I look at the clock. It’s already six, which means traffic going anywhere in L.A. will be horrendous right now. More than that, I just got home from work and haven’t eaten dinner yet. Ice cream doesn’t count because my stomach is already growling again. I’m one of those people who eat eight small meals a day (read: medium to large), and I need every single one of them or my chipper turns into a chip on my shoulder. And when I have a chip on my shoulder…well, no one knows it because I’m not great at expressing frustration, but still! I feel rough internally.

“Are you sure it can’t wait until tomorrow?”

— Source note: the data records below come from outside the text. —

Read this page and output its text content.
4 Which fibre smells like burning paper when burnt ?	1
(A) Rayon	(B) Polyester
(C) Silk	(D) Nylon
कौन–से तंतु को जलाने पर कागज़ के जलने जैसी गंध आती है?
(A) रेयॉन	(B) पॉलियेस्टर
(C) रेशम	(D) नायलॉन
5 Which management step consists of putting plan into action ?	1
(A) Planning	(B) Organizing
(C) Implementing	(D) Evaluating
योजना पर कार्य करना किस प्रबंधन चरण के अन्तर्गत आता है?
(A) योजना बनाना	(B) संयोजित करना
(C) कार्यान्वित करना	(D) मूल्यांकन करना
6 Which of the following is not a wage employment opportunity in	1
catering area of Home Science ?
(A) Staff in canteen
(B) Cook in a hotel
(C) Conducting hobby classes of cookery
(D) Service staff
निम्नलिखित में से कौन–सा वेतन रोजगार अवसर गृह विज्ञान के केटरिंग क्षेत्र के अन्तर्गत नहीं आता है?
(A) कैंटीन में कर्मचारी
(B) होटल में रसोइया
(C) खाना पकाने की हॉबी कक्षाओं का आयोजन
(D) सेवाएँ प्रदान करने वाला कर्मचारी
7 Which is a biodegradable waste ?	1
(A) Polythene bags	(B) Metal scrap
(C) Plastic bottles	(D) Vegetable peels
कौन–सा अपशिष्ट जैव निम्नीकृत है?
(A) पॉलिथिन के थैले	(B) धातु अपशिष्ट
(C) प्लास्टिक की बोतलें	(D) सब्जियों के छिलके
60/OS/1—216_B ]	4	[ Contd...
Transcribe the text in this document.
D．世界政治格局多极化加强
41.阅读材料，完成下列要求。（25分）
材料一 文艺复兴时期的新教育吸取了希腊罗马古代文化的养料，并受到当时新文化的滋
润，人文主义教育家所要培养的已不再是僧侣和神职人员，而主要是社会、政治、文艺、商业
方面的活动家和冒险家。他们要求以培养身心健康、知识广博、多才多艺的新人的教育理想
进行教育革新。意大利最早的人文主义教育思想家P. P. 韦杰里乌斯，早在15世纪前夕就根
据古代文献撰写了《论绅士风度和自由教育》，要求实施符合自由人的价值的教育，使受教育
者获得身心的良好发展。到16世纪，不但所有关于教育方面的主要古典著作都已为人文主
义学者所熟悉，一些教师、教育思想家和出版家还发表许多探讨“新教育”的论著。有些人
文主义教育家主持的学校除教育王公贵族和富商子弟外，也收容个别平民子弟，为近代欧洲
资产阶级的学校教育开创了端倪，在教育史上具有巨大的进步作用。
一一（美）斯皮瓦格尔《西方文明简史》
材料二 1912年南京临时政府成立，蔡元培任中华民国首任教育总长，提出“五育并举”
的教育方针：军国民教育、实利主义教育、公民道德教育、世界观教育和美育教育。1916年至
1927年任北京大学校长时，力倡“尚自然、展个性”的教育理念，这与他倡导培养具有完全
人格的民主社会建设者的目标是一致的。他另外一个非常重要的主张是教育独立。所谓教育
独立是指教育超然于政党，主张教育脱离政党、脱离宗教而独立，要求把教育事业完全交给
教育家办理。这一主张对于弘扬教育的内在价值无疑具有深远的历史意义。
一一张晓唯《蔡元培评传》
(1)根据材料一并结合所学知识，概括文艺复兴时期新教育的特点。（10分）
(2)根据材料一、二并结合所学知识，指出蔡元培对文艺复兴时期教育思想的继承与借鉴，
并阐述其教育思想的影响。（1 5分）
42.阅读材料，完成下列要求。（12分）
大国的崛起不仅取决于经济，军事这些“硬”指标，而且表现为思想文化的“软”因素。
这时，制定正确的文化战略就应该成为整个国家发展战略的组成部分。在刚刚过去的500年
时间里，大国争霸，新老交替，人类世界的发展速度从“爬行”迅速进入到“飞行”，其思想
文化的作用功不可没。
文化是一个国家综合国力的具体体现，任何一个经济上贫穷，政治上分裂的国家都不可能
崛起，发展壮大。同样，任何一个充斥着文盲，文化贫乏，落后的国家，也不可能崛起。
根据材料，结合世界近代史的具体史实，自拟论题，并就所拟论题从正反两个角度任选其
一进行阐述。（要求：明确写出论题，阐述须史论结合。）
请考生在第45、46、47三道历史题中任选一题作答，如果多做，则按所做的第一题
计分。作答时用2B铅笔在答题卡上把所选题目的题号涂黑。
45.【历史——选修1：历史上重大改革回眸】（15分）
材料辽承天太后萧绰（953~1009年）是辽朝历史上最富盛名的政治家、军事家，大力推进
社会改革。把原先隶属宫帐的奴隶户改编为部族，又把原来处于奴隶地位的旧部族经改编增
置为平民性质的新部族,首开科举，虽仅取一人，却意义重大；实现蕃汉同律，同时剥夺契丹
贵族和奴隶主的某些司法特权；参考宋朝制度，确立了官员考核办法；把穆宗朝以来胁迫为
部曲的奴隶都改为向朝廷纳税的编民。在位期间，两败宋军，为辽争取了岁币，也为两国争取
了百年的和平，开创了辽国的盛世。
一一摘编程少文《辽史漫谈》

He barely waits for me to finish speaking before he replies curtly. “Are you my agent or not?”

I blink and grip the phone tighter. “Yes. You know I am.”

“Then you’ll have to act like it. I need my agent to be available to me 24/7. If that’s too difficult for you…” I hear the arrogant smile in his voice and instinctively know that this entire agreement is one big trap. I see it now for what it is. He’s going to be as annoying as possible until I quit. Maybe he never really planned to let me be his agent in the first place. I can feel it in my cheery little bones that this is going to be our next competition. Who can outlast the other person.

“Of course that’s not an issue. I was only thinking of how tired you might be at the end of the day. I will always keep my client’s very best interests at heart.” And make him eat crap when I’m the best damn agent he’s ever had. Which is why I’m running to my cupboard to shove my half-empty box of cereal into my oversized purse and steal my keys off the counter. “Text me your address, Dere-Bear. I’m on my way.”

“Never cutesify my name again,” he says and then hangs up without another word.

Well, now a new nickname pops into my head. Derek the Dickhead. At least this attitude of his will help me get rid of these pesky feelings I’ve been carrying around for him.

But first, I change his contact in my phone to Dere-Bear.